Total revenues for the full year 2012 were $32.7 million, compared to $31.3 million for 2011. Full year 2012 revenues included $5.9 million in Fanapt royalties received from Novartis, as compared to $4.5 million for the prior year. Both 2012 and 2011 revenues include $26.8 million recognized from the $200.0 million upfront payment previously received from Novartis for Fanapt U.S. and Canadian rights.
Total operating expenses for 2012 were $61.0 million, compared to $42.0 million for 2011. The primary driver of the higher expenses in 2012 was the ongoing support of the tasimelteon Non-24 and MDD clinical studies.
Vanda recorded a net loss of $27.7 million for 2012, compared to net loss of $9.8 million for 2011. Diluted net loss per share for 2012 was $0.98, compared to a diluted net loss per share of $0.35 for 2011.
Total revenues for the fourth quarter of 2012 were $7.9 million, compared to $8.4 million for 2011. Fourth quarter 2012 revenues included $1.2 million in Fanapt royalties received from Novartis as compared to royalties of $1.6 million for the fourth quarter of 2011.
Total operating expenses for the fourth quarter of 2012 and 2011 were each $14.3 million.
Vanda recorded a net loss of $6.4 million for the fourth quarter of 2012, compared to a net loss of $5.5 million for the fourth quarter of 2011. Diluted net loss per share for the fourth quarter of 2012 was $0.23, compared to a diluted net loss of $0.20 per share for the fourth quarter of 2011.
Vanda's cash, cash equivalents and marketable securities as of December 31, 2012 totaled $120.4 million.
On March 5, 2013, Piper Jaffray initiated coverage of Vanda with an "Overweight" rating. On February 14, 2013, Jefferies upgraded Vanda Pharmaceuticals "Hold" to "Buy," and raised the stock's price target to $6.00, up from $3.50. On February 5, 2013, Lazard Capital initiated coverage of Vanda with a "Buy" rating and an $11 price target. On January 17, 2013, JMP Securities started coverage on "Vanda" with a "Market Outperform" and a $9 price target.

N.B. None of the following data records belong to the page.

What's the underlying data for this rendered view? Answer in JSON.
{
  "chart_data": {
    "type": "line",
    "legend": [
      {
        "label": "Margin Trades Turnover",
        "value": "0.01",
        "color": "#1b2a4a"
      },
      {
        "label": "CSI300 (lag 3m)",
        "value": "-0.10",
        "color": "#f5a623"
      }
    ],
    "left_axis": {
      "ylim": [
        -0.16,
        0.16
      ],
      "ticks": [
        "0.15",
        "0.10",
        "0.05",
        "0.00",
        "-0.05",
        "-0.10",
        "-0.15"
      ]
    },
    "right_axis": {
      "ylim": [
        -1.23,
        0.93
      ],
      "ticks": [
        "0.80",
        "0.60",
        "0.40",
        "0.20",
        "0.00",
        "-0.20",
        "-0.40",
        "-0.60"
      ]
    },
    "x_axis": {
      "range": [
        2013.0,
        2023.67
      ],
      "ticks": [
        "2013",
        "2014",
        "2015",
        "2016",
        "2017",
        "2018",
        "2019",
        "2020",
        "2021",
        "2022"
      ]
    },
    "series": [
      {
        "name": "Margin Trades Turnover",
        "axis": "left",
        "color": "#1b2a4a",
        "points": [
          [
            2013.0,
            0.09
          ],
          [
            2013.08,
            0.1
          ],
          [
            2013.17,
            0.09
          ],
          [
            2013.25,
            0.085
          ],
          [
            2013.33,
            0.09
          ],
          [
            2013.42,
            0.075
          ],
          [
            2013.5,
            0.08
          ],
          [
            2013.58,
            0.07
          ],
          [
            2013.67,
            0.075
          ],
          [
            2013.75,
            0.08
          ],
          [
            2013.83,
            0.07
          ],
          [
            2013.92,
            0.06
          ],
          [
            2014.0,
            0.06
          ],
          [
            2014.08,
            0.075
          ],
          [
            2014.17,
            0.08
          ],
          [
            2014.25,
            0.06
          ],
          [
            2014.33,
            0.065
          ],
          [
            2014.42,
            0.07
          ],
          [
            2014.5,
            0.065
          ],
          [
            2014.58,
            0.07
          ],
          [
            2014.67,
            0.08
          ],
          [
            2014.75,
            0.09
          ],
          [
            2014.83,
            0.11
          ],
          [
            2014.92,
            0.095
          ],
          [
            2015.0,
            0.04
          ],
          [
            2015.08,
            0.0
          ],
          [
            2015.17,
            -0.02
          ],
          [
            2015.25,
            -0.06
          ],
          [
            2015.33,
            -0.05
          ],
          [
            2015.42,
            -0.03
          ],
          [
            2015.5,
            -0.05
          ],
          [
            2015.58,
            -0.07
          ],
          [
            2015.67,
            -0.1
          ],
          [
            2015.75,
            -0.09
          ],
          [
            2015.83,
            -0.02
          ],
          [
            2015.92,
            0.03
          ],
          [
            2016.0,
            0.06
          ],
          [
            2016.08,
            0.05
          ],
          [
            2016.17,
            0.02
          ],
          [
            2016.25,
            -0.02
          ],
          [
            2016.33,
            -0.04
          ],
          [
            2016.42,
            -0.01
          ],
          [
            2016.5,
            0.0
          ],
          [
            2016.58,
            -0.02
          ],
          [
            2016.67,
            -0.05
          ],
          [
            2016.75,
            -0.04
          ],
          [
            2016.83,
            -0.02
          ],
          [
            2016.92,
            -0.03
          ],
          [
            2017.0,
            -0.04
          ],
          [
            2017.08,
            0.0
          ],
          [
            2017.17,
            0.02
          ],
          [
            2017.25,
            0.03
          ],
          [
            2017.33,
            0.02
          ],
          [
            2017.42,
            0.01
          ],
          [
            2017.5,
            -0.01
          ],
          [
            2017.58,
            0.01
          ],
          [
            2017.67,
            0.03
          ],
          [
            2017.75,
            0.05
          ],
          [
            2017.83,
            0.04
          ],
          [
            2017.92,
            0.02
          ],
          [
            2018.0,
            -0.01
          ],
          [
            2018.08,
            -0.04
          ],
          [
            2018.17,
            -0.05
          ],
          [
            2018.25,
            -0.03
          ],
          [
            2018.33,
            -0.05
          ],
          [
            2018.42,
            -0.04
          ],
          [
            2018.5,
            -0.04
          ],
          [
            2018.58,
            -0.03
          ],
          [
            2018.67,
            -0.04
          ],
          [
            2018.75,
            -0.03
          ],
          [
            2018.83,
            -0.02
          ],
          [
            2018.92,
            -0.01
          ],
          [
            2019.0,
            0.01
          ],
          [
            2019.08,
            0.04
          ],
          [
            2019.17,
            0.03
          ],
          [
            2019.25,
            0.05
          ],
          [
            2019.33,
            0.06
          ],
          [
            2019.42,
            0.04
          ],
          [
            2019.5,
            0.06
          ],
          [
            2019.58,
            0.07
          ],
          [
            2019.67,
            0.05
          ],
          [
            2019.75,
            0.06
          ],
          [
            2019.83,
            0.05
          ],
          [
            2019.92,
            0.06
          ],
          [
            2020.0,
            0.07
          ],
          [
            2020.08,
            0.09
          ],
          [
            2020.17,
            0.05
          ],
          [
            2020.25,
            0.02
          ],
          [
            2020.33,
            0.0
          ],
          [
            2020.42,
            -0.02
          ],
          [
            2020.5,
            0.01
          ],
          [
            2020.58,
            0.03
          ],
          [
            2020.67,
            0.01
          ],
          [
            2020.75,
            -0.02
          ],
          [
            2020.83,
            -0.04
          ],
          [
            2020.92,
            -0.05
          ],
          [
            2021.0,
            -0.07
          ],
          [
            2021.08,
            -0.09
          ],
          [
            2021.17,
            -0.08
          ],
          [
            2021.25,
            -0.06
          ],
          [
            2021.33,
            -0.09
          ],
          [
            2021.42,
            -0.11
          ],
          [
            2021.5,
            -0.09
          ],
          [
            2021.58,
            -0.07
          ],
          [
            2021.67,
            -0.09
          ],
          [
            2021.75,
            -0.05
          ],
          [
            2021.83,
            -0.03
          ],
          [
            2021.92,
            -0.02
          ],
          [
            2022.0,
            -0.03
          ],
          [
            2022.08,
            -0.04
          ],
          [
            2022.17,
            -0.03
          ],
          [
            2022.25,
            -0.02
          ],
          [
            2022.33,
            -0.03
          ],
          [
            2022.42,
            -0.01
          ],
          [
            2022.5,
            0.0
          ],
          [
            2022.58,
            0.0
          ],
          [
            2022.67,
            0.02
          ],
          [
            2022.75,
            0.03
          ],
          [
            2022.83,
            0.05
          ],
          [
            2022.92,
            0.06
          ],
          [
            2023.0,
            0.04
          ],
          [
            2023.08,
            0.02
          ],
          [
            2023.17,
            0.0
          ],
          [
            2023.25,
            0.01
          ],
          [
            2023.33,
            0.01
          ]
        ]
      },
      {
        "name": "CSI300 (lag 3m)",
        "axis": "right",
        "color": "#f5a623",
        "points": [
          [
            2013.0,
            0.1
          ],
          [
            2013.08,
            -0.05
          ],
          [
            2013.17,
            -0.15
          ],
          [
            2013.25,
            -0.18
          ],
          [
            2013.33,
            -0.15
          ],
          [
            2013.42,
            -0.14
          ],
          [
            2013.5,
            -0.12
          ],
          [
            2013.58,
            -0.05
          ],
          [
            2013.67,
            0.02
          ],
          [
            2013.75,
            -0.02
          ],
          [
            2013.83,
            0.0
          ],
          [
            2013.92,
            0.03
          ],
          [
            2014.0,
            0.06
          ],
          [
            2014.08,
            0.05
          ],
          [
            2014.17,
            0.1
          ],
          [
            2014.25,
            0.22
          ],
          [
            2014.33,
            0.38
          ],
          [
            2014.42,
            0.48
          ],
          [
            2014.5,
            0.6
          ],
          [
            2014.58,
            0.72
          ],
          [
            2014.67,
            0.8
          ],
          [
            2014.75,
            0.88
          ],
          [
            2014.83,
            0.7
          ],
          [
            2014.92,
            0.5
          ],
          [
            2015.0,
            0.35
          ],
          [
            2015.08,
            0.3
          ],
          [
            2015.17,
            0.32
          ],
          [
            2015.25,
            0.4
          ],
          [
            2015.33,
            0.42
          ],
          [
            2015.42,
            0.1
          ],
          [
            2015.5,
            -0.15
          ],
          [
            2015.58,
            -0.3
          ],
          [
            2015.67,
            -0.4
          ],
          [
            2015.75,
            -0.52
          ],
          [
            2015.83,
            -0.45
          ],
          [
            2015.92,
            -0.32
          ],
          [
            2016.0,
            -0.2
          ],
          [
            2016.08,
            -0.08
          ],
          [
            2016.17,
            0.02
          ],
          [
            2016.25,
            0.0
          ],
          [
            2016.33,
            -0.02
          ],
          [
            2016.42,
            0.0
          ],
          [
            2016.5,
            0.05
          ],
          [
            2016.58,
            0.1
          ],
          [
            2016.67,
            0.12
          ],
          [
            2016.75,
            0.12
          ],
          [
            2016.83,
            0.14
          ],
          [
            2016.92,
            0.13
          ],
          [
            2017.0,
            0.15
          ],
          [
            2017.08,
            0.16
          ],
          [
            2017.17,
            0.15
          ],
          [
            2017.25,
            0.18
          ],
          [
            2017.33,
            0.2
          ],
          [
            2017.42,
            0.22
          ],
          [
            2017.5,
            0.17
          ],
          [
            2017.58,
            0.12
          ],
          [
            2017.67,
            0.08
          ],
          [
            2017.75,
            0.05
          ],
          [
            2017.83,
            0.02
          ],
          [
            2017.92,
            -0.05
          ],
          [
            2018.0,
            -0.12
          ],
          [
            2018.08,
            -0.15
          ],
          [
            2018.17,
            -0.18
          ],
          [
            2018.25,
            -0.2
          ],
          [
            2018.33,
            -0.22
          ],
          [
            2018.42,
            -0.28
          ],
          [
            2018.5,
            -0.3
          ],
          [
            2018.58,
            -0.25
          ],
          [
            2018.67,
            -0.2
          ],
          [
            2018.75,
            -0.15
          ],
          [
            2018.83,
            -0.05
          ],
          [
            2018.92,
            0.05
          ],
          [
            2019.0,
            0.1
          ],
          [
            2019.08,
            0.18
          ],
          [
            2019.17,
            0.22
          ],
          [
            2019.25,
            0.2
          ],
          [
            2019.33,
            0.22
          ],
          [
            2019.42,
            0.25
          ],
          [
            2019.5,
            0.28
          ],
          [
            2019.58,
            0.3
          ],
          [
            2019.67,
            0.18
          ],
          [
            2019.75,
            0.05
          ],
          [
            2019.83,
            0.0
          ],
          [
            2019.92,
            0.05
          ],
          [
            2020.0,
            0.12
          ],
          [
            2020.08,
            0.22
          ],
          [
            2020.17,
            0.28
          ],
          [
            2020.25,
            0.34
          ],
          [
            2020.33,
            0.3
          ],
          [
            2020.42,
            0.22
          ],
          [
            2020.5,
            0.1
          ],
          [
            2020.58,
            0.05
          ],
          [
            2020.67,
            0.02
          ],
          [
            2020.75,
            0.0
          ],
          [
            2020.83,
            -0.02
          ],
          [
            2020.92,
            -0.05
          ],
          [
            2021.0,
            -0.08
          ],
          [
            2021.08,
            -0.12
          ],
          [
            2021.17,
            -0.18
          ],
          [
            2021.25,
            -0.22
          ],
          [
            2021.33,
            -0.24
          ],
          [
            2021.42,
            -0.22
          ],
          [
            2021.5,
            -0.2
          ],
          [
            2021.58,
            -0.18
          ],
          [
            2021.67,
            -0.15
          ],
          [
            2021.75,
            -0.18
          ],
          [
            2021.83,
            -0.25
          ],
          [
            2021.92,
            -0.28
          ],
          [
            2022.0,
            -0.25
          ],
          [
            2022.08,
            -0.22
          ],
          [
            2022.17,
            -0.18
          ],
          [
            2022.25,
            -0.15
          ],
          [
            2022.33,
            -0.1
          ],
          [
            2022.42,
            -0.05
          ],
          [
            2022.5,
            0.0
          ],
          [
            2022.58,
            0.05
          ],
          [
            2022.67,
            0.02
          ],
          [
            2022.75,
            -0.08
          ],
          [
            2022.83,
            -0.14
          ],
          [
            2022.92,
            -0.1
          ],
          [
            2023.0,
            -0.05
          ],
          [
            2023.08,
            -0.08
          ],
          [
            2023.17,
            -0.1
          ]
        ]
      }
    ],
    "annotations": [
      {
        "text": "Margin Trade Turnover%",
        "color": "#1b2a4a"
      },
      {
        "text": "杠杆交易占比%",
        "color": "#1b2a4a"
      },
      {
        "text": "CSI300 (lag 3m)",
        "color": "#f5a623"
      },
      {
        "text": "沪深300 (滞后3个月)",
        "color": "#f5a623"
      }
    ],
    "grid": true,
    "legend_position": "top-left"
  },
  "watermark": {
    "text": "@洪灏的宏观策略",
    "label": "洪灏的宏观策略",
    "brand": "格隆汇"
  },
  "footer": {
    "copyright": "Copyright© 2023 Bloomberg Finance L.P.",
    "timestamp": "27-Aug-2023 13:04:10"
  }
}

The results from the SET and RESET studies appear to strongly indicate that tasimelteon has the ability to synchronize circadian rhythms, resulting in significant clinical benefits for patients with Non-24.
I believe the FDA will approve tasimelteon as the first circadian regulator, which allows tasimelteon to occupy an exclusive position in the market.
Since I do not see much of a future for Fanapt, I think it is important that the Non-24 indication for tasimelteon represent a significant standalone commercial opportunity for Vanda. I believe that tasimelteon offers Vanda that opportunity. The company is also in an extremely strong cash position and is led by a tenacious management team that has a clear vision and plan for the company's future.